“Nobody is scared of going to jail, but we have work to do,” said Kira Yarmysh, spokeswoman for Alexei Navalny, as she waited for the Russian opposition politician to be delivered to court for an appeal hearing on Thursday. Navalny, who was marched to his hearing handcuffed to a stout police officer, saw his appeal rejected, and will spend the next week behind bars, serving out a 15-day sentence after he was arrested at last weekend’s protest in Moscow, one of more than 1,000 people detained by police in the capital alone. There were protests in dozens of Russian cities last Sunday, called by Navalny over allegations of corruption against prime minister Dmitry Medvedev. They were the biggest since a wave of protests in 2011 and 2012, and for the first time since that wave was crushed there is an air of uncertainty on the Russian political scene.

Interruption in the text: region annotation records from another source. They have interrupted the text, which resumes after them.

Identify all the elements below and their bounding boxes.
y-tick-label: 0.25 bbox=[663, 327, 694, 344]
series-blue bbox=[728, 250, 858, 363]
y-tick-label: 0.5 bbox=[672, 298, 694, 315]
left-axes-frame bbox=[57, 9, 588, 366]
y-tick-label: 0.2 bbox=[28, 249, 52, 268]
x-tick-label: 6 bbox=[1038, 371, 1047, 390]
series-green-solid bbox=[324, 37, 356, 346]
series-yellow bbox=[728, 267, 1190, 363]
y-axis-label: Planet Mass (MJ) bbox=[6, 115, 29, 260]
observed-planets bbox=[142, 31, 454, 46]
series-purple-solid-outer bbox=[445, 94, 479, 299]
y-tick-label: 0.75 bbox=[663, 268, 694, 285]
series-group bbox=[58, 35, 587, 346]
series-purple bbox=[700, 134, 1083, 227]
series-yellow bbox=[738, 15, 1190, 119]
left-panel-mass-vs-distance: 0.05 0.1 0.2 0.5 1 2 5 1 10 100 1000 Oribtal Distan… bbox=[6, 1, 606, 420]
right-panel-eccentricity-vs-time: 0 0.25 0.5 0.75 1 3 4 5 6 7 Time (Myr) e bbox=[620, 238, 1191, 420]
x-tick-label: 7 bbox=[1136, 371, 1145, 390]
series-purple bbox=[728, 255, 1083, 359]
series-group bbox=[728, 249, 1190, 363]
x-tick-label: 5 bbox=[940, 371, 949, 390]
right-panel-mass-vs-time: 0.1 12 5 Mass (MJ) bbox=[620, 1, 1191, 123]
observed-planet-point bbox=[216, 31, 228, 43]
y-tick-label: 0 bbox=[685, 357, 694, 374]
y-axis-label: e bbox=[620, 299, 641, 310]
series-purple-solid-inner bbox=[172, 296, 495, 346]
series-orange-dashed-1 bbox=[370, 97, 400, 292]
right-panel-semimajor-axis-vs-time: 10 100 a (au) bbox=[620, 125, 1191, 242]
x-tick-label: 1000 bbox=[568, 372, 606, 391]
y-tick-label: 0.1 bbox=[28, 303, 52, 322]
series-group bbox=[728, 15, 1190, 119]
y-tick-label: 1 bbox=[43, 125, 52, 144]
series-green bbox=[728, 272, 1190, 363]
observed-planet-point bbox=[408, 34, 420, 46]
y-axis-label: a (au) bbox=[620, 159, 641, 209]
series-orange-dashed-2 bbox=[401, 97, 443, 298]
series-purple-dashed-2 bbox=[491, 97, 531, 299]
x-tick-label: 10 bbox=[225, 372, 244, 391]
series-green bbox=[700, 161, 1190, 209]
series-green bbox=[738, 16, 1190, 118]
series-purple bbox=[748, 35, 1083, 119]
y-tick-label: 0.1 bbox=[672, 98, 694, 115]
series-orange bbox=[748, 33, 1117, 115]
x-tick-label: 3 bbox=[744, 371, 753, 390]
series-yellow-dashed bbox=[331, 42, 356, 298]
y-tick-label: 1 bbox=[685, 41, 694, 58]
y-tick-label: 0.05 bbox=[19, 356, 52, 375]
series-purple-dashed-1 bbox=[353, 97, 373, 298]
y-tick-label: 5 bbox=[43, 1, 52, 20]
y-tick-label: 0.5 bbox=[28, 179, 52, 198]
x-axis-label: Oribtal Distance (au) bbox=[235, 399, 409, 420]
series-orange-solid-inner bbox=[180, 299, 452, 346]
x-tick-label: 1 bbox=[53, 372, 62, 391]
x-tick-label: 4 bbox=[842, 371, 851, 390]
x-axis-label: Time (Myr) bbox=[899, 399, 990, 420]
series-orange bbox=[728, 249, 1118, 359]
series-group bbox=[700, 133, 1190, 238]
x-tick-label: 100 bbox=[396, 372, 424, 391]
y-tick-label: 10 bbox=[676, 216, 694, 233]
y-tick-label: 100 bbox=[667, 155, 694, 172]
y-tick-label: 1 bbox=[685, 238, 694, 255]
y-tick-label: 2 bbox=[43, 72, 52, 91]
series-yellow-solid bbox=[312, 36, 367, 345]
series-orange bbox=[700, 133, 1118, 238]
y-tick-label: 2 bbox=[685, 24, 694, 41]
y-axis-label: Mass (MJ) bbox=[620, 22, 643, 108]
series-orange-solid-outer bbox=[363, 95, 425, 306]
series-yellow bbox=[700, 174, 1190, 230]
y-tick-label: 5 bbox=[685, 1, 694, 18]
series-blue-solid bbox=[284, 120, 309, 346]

Navalny, a nationalist turned liberal who has published several investigations into the huge wealth of Valdimir Putin’s inner circle, has declared he wants to run in the election due next March. Putin is widely expected to stand again, and win another six-year term, which would take him to 2024 and almost a quarter-century of rule over Russia.
But after last week’s events both the authorities and the opposition have much on their minds. The Kremlin has to decide whether to launch a crackdown or try to weather the storm, while Navalny and his movement must work out how far they can push the Kremlin.
In the weeks prior to the protest, Navalny toured a number of Russian cities to set up volunteer headquarters to help run his campaign. “We’re doing everything you’re supposed to do in an electoral campaign,” he said in an interview before last weekend’s rally. “We want to force them to allow me on to the ballot.”